Через день жених Эмест и его отец соизволили вновь посетить дом Аны. И пришли не просто, а с роскошными подарками. С сестрами они лишь по этикету вежливо поздоровались, кратко пообщались, и в это же время, вроде бы неожиданно, появился Зембрия Мних. И доктор, вместе со сватами, к крайнему удивлению Аны, уединились в крайней, не обустроенной для таких гостей глухой комнате, и там о чем-то беседовали очень долго, и даже чай не позволили занести прислуге. Значит, скрытничают, что-то Мних вновь замышляет, думала Ана. И в подтверждение этого важные гости уходили столь озадаченными, что толком, как положено на Востоке, даже не попрощались, а в спешке пытались поскорее убраться, скрыться долой.
А Зембрия после их ухода, вытирая обильный пот с лысины, взволнованно твердил:
— Ох, какие жадные и коварные люди! Какие подлецы!
— Ха-ха-ха! — недобро рассмеялась Ана. — Вы смеете кого-либо уличать в коварстве?

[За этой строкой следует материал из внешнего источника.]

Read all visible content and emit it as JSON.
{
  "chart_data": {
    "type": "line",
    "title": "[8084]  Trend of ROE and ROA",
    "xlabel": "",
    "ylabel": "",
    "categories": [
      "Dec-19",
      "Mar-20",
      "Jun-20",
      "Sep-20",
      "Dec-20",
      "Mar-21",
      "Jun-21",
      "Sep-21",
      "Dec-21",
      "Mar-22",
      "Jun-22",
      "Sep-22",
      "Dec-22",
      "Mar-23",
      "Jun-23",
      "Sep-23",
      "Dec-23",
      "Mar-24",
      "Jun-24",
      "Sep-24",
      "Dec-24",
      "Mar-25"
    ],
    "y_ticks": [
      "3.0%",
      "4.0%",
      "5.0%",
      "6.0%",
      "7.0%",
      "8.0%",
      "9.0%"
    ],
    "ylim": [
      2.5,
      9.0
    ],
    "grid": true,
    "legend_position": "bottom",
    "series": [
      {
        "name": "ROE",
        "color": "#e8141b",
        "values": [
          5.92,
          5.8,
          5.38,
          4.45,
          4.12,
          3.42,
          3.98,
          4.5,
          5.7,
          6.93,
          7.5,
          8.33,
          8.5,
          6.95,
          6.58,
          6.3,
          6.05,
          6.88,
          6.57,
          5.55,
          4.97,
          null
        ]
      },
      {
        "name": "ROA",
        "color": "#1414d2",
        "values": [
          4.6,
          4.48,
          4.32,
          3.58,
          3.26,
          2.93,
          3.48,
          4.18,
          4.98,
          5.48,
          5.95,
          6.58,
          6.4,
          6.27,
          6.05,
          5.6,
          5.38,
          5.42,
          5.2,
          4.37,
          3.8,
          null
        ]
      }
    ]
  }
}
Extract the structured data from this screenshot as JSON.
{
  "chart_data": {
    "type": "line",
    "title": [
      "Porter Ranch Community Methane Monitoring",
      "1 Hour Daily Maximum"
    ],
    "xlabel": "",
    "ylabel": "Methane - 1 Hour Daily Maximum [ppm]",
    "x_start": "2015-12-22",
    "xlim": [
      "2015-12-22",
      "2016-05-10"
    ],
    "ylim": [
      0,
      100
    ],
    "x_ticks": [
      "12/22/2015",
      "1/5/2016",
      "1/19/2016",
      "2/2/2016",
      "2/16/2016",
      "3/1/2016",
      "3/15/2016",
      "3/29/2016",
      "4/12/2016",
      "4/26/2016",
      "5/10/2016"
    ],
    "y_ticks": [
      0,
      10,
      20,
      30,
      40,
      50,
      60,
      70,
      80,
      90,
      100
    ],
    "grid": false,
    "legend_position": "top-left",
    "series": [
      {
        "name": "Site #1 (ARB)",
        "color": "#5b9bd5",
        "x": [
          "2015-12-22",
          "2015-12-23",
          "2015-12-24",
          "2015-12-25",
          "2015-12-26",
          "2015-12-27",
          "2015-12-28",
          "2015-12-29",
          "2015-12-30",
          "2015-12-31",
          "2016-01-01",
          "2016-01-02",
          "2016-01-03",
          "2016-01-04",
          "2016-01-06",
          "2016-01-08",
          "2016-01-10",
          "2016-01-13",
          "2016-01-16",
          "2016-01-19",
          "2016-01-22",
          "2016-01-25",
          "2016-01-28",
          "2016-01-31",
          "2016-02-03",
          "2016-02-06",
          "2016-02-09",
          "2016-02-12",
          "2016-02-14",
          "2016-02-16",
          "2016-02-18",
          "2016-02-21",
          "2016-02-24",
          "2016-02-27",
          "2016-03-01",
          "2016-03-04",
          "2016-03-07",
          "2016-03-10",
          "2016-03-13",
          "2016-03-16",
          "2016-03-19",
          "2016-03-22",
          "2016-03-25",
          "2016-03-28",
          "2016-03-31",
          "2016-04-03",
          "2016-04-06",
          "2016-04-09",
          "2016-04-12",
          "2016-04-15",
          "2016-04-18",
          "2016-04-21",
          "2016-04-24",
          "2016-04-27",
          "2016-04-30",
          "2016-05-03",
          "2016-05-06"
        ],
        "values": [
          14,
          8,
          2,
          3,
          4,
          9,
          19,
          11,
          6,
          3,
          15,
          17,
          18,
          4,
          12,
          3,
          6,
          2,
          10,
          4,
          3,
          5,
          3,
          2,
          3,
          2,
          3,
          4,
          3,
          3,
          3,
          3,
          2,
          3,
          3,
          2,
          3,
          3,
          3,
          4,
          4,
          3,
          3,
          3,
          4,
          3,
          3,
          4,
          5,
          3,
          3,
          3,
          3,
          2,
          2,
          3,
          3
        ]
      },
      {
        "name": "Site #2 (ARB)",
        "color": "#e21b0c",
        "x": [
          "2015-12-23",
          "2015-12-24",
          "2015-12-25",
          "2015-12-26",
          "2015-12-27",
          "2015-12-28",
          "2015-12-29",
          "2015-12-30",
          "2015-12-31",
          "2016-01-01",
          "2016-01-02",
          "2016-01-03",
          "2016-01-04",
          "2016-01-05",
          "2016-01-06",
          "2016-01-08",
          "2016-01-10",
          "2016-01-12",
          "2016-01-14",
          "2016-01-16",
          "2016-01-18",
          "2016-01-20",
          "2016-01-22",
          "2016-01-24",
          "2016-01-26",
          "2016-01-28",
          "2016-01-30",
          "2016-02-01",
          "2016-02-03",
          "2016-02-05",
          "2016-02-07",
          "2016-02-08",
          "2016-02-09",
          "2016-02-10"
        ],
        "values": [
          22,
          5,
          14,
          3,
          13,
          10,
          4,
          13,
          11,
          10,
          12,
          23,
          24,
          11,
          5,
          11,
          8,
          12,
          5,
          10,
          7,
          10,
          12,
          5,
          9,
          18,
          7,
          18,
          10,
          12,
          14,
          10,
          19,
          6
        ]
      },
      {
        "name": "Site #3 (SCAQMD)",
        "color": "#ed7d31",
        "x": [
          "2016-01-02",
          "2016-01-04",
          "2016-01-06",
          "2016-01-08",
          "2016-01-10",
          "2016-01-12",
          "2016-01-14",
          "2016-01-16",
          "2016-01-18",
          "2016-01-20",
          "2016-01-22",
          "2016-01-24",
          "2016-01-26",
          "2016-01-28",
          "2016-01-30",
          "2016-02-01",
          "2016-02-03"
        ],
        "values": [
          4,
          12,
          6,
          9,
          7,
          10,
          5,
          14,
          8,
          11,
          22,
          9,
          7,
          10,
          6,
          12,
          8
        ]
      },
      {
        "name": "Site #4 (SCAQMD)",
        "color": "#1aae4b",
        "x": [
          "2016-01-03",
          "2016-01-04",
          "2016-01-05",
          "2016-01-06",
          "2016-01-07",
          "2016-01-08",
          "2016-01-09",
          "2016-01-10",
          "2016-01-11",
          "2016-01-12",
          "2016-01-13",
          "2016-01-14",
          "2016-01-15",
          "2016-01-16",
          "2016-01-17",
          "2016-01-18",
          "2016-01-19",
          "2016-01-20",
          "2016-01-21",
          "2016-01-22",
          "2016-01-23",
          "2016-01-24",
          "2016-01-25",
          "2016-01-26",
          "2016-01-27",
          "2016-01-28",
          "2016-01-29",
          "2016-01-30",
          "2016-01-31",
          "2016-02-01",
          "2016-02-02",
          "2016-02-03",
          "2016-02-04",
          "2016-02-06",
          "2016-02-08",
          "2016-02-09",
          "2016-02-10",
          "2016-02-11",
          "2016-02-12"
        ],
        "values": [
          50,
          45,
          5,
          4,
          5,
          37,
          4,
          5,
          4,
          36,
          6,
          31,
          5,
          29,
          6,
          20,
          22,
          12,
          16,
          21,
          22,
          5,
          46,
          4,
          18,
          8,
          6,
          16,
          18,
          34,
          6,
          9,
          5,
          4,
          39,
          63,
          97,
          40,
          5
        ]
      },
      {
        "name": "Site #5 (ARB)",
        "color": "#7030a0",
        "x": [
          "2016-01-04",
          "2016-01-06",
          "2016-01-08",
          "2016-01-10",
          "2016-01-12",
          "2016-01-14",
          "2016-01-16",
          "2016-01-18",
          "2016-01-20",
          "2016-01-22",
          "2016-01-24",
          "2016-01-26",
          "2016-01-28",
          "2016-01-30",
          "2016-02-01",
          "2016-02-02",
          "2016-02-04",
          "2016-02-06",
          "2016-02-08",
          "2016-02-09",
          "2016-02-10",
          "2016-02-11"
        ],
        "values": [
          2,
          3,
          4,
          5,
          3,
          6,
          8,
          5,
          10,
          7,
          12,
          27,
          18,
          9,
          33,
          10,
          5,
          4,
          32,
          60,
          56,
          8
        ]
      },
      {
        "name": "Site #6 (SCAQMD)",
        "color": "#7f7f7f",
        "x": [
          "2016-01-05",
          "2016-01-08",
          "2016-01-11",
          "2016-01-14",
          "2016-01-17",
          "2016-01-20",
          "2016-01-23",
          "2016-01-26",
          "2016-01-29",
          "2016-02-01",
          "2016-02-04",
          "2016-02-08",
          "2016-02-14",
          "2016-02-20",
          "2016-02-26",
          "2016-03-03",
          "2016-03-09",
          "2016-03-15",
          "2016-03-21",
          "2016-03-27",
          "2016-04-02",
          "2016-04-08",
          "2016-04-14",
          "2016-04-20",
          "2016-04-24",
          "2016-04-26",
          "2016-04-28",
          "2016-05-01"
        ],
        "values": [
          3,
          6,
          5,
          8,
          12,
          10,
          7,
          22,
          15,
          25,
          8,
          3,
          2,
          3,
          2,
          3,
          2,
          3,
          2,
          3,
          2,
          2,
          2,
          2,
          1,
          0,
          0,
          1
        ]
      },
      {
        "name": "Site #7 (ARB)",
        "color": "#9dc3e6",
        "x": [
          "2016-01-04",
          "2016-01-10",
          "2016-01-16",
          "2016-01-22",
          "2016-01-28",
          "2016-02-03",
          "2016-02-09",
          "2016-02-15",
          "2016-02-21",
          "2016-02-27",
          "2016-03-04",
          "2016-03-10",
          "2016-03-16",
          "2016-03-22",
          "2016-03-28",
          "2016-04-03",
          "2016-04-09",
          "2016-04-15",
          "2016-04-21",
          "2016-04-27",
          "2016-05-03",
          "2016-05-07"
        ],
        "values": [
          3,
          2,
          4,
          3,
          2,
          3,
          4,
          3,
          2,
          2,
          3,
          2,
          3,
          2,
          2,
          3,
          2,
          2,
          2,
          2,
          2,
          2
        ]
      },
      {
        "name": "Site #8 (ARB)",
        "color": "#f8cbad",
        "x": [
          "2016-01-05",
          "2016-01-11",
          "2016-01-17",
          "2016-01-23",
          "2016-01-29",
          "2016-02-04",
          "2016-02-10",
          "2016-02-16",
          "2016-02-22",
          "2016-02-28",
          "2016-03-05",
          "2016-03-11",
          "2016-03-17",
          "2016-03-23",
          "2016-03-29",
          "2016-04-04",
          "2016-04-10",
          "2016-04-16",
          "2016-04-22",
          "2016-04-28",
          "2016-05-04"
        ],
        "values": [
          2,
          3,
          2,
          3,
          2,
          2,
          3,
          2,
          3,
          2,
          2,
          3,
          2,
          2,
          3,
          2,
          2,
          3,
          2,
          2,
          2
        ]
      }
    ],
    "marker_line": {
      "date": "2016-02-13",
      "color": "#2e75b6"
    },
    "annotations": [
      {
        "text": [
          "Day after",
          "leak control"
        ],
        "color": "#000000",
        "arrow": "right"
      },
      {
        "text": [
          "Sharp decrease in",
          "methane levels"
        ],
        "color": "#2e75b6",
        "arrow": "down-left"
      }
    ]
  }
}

— Не лезь не в свои дела! — завизжал Мних, и опомнившись. — Прости, Ана, прости… Просто все богатые люди подлецы и коварны.
— Это относится и ко мне?
— Хе, — простецки-глуповатая улыбка застыла на лице доктора. — Ты думаешь, что ты богата? Ты состоятельна, и это счастье… А богатство — ярмо. И богатый человек тот же нищий, забот не меньше, жизнь не в радость… И все же богатство манит, ой, как манит, словно опий или гашиш; от него не отстанешь.
Будто бы в подтверждение этого через пару дней, как и прежде с подарками и улыбками, с вежливыми поклонами явились восточные сваты. Мних вновь был в курсе, вновь так же явился, и так же они уединились. На сей раз тоже очень долго беседовали, правда, от угощения не отказались. По тихому уходу гостей Ана догадалась — коварный торг состоялся, остались нюансы.
Так оно и оказалось, троица встретилась вновь, и на сей раз обо всем, видимо, договорились; по крайней мере, стали смеяться, громко говорить, а уходя с восточными поклонами, с принятыми на Востоке поцелуями, с благодарностью и с любовью на устах.
Все это Ане надоело:
— Зембрия, не выдержала она, — не устраивайте в моем доме тайные сборища. Всюду рыскает имперский сыск.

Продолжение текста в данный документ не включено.